In October last year (long before the vaccines came along), there was an amusing-if-it-weren’t-so-serious incident where the UK’s COVID contact tracing system “lost” 16,000 cases. The risk this created was high, writes Tim Harford:

“These were 16,000 people who should have been warned they were infected and a danger to others, 16,000 cases contact tracers should have been running down to figure out where the infected went, who they met and who else might be at risk. None of which was happening.”

 

How had that happened? Because of a limitation in MS Excel: the older “xls” format supported only 64,000 rows. Enter any more and they wouldn’t get saved:

“This meant that during some automated process, cases had vanished off the bottom of the spreadsheet, and nobody had noticed.”

 

Digital spreadsheets have replaced the original paper spreadsheet, those “big sheets of paper spread across two pages of an accounting ledger”. It started with VisiCalc, then Lotus 1-2-3 until MS Excel took over. Suddenly:

“Any idiot could use it (spreadsheet). And goodness, we did.”
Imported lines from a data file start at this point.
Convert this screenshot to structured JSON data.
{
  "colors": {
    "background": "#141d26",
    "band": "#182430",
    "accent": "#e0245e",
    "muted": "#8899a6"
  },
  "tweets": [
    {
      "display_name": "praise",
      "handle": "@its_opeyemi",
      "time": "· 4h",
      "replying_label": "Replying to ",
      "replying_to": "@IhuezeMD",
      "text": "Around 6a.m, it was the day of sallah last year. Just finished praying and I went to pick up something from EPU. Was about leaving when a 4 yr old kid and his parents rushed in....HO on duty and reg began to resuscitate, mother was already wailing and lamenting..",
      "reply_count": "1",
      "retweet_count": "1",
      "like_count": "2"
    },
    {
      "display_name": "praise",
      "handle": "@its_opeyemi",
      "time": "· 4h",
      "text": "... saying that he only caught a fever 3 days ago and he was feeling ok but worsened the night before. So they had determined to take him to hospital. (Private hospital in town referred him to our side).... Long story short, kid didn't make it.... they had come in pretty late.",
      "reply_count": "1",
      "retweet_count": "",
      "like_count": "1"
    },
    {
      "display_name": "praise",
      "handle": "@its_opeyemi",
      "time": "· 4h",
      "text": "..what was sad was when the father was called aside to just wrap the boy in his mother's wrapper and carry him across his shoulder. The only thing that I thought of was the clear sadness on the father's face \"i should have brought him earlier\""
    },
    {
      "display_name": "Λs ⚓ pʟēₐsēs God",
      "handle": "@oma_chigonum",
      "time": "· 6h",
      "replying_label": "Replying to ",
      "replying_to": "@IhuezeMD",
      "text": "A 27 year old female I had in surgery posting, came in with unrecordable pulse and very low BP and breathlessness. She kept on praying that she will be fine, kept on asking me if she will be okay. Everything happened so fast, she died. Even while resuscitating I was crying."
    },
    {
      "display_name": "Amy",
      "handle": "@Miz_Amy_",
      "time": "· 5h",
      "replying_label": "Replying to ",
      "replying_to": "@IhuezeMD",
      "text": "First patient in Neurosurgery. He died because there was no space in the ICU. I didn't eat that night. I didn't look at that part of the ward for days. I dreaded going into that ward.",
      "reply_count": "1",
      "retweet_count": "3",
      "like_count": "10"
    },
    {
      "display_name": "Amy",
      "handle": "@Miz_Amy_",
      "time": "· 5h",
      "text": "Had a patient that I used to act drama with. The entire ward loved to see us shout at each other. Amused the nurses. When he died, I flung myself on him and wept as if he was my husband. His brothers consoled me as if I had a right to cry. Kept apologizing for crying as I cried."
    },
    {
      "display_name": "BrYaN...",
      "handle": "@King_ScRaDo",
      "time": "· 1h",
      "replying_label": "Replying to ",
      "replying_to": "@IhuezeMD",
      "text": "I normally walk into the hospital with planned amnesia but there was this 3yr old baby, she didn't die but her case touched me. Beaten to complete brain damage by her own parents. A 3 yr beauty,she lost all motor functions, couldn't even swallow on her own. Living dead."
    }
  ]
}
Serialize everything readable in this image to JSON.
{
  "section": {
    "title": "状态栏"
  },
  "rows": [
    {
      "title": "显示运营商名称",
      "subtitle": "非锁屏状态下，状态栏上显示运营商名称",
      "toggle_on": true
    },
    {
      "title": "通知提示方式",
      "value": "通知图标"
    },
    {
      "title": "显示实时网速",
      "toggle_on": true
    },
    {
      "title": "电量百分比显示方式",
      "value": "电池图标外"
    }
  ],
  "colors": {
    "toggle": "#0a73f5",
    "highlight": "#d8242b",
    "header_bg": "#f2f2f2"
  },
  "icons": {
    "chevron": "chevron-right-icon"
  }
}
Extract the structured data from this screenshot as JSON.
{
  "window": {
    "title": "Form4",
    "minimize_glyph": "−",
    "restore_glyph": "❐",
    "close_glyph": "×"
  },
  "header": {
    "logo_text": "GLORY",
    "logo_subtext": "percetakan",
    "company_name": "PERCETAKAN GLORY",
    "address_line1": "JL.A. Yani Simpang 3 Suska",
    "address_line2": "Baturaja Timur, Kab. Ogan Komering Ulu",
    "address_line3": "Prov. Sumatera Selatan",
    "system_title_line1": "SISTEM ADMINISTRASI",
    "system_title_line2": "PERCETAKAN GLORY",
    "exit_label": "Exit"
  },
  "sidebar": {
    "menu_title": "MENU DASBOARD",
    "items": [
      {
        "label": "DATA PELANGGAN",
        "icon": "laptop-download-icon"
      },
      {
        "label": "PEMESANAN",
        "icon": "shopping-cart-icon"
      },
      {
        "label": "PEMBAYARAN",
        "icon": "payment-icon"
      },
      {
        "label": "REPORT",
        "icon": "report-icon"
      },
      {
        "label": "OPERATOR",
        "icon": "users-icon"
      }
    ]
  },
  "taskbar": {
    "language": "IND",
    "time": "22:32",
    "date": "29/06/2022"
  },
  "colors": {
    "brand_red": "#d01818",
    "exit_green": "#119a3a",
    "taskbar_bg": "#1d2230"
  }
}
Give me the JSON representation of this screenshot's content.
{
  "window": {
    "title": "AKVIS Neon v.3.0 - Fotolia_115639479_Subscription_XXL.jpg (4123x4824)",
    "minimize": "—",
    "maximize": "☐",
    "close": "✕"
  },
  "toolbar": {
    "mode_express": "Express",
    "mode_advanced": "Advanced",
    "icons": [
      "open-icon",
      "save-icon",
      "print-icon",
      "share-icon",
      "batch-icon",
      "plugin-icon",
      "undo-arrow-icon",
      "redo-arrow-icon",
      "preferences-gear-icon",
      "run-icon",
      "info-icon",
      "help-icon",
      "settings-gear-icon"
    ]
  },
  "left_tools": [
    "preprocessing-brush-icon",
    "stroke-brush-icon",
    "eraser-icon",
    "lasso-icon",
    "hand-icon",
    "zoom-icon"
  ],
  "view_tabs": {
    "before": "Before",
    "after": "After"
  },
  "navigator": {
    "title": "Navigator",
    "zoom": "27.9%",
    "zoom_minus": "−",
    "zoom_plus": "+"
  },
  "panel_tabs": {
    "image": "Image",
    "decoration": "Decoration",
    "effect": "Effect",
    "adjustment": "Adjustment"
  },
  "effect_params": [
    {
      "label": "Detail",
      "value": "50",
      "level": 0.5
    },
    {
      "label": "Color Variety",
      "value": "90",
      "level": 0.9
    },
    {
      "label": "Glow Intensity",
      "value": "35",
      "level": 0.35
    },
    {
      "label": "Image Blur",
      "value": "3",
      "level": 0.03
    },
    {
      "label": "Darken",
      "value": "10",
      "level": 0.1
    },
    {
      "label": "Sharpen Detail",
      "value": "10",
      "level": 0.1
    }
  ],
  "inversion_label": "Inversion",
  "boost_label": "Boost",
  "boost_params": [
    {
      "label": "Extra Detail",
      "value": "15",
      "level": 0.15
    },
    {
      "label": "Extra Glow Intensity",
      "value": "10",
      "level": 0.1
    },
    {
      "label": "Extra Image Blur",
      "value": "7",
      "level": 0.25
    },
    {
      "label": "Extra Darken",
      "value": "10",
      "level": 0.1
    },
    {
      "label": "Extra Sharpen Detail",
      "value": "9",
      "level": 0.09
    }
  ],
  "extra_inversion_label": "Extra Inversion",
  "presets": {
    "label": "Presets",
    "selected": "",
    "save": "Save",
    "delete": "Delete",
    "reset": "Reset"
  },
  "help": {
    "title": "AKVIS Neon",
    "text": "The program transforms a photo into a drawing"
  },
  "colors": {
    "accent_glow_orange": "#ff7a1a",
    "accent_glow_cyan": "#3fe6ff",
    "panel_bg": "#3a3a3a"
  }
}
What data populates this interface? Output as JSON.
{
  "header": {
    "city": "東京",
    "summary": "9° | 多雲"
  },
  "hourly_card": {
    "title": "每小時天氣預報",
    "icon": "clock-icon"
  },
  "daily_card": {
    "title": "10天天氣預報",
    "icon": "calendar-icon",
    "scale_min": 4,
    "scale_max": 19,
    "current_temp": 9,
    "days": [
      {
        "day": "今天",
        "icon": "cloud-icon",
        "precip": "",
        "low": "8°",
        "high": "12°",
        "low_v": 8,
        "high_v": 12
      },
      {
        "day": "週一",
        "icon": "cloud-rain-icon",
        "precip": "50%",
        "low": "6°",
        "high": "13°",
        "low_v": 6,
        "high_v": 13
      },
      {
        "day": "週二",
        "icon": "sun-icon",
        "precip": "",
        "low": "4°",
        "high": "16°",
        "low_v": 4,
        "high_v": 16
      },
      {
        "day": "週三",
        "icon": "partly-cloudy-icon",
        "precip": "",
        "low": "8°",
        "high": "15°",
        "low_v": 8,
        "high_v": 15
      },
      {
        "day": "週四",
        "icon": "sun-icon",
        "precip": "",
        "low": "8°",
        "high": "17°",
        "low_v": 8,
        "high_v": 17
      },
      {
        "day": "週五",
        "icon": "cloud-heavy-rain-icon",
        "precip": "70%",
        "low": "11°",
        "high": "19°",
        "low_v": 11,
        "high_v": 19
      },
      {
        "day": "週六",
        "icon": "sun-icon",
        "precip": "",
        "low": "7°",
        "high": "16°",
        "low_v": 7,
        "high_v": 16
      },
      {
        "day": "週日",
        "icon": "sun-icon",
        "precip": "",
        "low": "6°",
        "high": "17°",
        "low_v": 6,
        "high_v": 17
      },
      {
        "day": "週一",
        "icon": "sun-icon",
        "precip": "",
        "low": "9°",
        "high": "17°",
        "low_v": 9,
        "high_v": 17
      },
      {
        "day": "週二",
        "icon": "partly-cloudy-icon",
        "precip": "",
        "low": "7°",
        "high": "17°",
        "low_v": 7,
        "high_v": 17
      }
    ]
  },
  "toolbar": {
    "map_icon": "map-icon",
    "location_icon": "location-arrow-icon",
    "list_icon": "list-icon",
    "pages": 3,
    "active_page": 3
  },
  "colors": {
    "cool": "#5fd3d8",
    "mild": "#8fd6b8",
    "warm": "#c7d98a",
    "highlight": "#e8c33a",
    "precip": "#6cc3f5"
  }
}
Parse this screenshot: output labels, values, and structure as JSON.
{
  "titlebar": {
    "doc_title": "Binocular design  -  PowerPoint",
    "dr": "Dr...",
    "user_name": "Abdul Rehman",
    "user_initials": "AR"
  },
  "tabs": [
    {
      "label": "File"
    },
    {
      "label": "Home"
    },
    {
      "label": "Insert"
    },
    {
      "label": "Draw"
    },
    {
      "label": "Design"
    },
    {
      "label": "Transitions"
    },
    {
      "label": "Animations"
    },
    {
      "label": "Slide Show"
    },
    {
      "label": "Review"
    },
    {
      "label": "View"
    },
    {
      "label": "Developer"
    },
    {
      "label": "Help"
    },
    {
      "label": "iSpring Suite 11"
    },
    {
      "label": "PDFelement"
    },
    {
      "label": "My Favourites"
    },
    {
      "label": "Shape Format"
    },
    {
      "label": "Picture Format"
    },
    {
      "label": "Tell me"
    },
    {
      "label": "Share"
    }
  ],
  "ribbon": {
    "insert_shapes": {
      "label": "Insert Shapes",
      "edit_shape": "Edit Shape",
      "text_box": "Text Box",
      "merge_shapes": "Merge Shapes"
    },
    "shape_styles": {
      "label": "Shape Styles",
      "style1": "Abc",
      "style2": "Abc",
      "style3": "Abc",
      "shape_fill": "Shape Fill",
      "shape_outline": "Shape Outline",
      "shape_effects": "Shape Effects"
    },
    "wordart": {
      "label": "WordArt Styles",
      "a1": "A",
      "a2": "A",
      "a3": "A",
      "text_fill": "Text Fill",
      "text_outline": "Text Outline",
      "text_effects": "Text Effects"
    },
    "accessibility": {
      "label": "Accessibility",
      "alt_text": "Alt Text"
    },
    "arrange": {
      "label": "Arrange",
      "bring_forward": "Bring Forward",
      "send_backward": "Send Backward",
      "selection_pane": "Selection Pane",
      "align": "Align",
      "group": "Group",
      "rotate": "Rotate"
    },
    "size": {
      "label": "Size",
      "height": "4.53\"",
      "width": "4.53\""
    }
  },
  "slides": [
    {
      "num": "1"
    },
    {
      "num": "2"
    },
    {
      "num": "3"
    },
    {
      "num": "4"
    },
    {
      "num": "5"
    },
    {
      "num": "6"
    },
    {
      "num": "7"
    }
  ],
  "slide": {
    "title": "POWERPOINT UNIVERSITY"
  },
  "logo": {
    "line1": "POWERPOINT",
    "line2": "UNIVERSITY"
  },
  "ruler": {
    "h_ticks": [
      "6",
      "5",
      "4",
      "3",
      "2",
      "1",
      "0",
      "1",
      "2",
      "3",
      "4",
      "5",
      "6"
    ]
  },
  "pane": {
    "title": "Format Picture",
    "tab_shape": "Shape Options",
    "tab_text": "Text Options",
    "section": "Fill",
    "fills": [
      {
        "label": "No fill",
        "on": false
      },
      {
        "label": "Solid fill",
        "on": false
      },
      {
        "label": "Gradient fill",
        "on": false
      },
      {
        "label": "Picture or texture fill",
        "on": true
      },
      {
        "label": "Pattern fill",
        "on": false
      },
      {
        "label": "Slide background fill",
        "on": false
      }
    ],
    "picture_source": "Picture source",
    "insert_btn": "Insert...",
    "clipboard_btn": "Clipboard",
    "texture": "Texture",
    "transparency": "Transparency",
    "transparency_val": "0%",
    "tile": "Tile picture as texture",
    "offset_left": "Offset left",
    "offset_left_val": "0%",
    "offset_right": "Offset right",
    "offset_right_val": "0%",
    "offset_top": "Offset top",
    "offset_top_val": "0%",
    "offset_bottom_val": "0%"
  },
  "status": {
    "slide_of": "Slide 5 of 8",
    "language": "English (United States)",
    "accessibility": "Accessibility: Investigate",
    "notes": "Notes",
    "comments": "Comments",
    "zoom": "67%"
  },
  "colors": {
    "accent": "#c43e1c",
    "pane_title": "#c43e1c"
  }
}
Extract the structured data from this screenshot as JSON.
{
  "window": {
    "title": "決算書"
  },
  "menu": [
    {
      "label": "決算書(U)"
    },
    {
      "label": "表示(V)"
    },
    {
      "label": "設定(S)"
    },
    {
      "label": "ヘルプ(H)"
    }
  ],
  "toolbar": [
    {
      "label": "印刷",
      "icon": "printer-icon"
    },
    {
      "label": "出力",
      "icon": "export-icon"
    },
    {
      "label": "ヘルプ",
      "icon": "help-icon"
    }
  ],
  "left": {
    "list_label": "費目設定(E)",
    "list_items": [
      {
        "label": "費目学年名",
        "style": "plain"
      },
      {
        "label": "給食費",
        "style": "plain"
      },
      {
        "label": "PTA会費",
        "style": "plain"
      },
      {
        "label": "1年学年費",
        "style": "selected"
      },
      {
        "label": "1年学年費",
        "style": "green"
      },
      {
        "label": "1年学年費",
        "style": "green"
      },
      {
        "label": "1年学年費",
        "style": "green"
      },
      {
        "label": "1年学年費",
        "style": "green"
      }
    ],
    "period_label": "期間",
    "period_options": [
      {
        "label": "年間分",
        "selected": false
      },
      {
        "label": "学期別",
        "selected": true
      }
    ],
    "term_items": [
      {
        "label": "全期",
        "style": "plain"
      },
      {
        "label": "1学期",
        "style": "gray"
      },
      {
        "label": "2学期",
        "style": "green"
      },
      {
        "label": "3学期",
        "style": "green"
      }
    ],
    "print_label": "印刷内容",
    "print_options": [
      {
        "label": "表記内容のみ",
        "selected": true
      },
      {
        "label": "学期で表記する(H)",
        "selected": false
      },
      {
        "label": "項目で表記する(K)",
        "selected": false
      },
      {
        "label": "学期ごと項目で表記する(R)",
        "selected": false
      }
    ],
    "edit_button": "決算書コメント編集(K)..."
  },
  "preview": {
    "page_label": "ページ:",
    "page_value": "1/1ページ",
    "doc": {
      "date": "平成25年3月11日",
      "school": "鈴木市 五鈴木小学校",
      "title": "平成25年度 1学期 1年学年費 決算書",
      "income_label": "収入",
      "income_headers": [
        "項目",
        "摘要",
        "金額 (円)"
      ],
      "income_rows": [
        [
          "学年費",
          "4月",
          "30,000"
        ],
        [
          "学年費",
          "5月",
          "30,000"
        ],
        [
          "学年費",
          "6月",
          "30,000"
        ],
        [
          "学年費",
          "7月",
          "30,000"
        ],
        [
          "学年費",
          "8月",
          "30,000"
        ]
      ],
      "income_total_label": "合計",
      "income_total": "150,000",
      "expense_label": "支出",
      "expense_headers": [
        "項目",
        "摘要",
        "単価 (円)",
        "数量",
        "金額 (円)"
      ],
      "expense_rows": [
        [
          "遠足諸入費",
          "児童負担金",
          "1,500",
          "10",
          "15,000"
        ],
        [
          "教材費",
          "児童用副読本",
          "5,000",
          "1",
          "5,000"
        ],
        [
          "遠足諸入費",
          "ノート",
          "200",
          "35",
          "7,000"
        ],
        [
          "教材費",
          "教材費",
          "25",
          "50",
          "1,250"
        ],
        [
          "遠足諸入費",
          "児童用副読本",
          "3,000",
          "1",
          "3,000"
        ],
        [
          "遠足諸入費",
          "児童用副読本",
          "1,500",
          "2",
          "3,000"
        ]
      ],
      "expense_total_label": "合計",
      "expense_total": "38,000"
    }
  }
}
Spreadsheets are used for reasons totally unrelated to accounting. But since Excel had been designed for accounting, other errors can creep in when used for those other purposes. Like:

“Type an international phone number into Excel, for example, and the program strips off the leading zeroes, which are redundant in a mathematical integer but not in a phone number. If instead you type in a twenty digit serial number, Excel will decide those 20 digits are a huge quantity and round them off, turning the last few digits into zeroes.”

Or take genes with names like “Membrane Associated Ring-CH-Type Finger 1”, or March1 for short. Enter the shortened name into Excel, and it will convert it into a date! In all of the above cases, the data just got corrupted, without anyone noticing. All because a tool designed for accounting is now used for anything and everything.

 

Unfortunately, spreadsheets are not going away and solutions like what the geneticists came up with (rename the genes) aren’t possible in all cases. It’s simply not practical to have checks on data entry everywhere, nor are people ever going to double-check everything they enter. All of which is probably why Harford’s excellent article is titled, “The Tyranny of Spreadsheets”.